Here is another one.I don't use it but looks like $5.20 per acre on 5 acre grids.http://www.agphdsoiltest.com/

Had the Co-op do alot mine 4-5 yrs ago IIRC it was $7 acre on 4.4 acre grids.Use variable rate on spreader with the grid sampling to program the spreader.


----------



## Hayman1 (Jul 6, 2013)

At some level this is bs. Maybe at all levels. I developed the Gis (digital line mapping) for the county I worked for for 37 years. I also did my masters on soil variability and did a lot of transect mapping ( in my case 200' grids). so I know enough to be both dangerous and .to piss some of you off. At my age, I can no longer be worried about either. Not withstanding that variability is likely different wherever you go, consider this (oh yeah, I also mapped soils), a typical pedon (the description of the soil unit mapped at a certain place) really does not necessarily do any justice to the spot where you took your sample but there is a range of characteristics for the soil type and what you have at your sample point mayor may not fit that. This is akin to measuring a 100 items to the nearest inch, foot, or #, then reporting your results to 5 decimal places.
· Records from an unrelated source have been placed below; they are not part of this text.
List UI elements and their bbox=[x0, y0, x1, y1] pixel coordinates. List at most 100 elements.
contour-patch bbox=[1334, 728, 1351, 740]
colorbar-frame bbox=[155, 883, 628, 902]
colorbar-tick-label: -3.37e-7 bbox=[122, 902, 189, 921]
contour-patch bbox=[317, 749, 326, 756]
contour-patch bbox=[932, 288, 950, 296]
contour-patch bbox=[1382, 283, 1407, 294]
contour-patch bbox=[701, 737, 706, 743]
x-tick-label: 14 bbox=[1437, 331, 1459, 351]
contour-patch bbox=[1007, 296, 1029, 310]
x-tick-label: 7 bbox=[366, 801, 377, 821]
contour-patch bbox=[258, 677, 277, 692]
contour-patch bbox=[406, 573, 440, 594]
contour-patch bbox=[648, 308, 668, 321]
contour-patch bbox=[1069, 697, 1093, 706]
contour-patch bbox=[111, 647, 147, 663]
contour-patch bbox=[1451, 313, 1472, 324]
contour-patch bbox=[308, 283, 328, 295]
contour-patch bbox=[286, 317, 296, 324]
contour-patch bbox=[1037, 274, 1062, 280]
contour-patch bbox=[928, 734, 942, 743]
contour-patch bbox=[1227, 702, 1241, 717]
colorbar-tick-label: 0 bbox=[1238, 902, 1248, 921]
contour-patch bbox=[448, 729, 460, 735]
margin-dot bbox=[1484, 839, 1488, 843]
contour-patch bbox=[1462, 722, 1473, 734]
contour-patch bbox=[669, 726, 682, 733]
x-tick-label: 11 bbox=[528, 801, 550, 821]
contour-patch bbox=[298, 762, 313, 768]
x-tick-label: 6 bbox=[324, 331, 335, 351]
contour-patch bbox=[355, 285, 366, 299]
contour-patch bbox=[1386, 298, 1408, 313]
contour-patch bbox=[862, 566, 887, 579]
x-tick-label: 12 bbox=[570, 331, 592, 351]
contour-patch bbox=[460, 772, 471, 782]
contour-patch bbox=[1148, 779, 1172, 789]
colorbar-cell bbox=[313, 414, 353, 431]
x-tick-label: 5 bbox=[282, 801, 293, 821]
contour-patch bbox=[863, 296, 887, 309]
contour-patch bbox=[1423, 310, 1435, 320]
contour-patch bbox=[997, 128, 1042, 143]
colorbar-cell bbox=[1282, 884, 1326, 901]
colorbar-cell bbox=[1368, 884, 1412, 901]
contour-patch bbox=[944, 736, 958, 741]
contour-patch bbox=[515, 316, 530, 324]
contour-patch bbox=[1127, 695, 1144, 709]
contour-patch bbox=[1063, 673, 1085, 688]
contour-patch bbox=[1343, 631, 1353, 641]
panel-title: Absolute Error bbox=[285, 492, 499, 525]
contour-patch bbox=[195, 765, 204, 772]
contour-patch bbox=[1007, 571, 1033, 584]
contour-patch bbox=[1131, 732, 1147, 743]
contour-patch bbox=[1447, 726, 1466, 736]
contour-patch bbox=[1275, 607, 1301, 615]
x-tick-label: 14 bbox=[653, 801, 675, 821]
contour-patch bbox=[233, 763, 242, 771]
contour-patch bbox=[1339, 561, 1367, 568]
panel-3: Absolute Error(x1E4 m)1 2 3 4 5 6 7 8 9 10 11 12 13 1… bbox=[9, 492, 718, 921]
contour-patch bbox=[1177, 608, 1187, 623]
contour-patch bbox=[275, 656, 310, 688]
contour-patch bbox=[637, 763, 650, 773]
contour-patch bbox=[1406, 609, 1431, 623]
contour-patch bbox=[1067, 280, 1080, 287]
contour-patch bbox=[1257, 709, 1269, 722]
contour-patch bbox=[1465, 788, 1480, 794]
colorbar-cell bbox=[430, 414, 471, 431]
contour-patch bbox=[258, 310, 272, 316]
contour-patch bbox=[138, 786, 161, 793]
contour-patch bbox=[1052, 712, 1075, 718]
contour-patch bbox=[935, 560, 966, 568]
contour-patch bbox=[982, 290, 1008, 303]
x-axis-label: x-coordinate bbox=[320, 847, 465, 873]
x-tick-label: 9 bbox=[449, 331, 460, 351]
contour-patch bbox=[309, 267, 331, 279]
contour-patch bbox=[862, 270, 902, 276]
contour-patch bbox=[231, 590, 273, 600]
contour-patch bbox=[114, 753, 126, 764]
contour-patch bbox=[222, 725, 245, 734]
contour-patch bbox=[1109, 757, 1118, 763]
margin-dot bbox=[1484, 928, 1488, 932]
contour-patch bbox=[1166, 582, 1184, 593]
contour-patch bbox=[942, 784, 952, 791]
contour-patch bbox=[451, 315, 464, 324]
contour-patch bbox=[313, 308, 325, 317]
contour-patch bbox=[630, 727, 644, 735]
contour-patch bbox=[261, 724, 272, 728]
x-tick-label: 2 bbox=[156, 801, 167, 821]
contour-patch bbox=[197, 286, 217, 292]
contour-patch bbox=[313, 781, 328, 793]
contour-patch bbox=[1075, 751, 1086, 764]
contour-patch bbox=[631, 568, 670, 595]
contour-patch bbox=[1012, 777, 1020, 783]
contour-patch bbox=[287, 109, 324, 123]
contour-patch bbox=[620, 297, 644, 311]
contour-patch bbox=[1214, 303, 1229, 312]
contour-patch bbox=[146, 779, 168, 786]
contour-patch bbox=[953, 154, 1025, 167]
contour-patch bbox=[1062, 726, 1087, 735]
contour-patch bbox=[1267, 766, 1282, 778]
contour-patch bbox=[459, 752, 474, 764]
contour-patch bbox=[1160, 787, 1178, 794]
I bet this gets linked to the soil survey and the auto report what soil type, slope, and erosion condition that you have at your " point". Sorry, not designed for that.


----------



## swmnhay (Jun 13, 2008)

Hayman1 said:


> At some level this is bs. Maybe at all levels. I developed the Gis (digital line mapping) for the county I worked for for 37 years. I also did my masters on soil variability and did a lot of transect mapping ( in my case 200' grids). so I know enough to be both dangerous and .to piss some of you off. At my age, I can no longer be worried about either. Not withstanding that variability is likely different wherever you go, consider this (oh yeah, I also mapped soils), a typical pedon (the description of the soil unit mapped at a certain place) really does not necessarily do any justice to the spot where you took your sample but there is a range of characteristics for the soil type and what you have at your sample point mayor may not fit that. This is akin to measuring a 100 items to the nearest inch, foot, or #, then reporting your results to 5 decimal places.
> 
> I bet this gets linked to the soil survey and the auto report what soil type, slope, and erosion condition that you have at your " point". Sorry, not designed for that.


Mine is linked to soil types

I think grids are sure alot better then getting 10 probes on a 50 acre field and mixing them up and sending a average sample in which was SOP since I started farming.

There was another independent guy doing grids by soil type on a field and sampleing by soil type.Ended up with different sized and shaped grids in the shape of different soil types in the field.


----------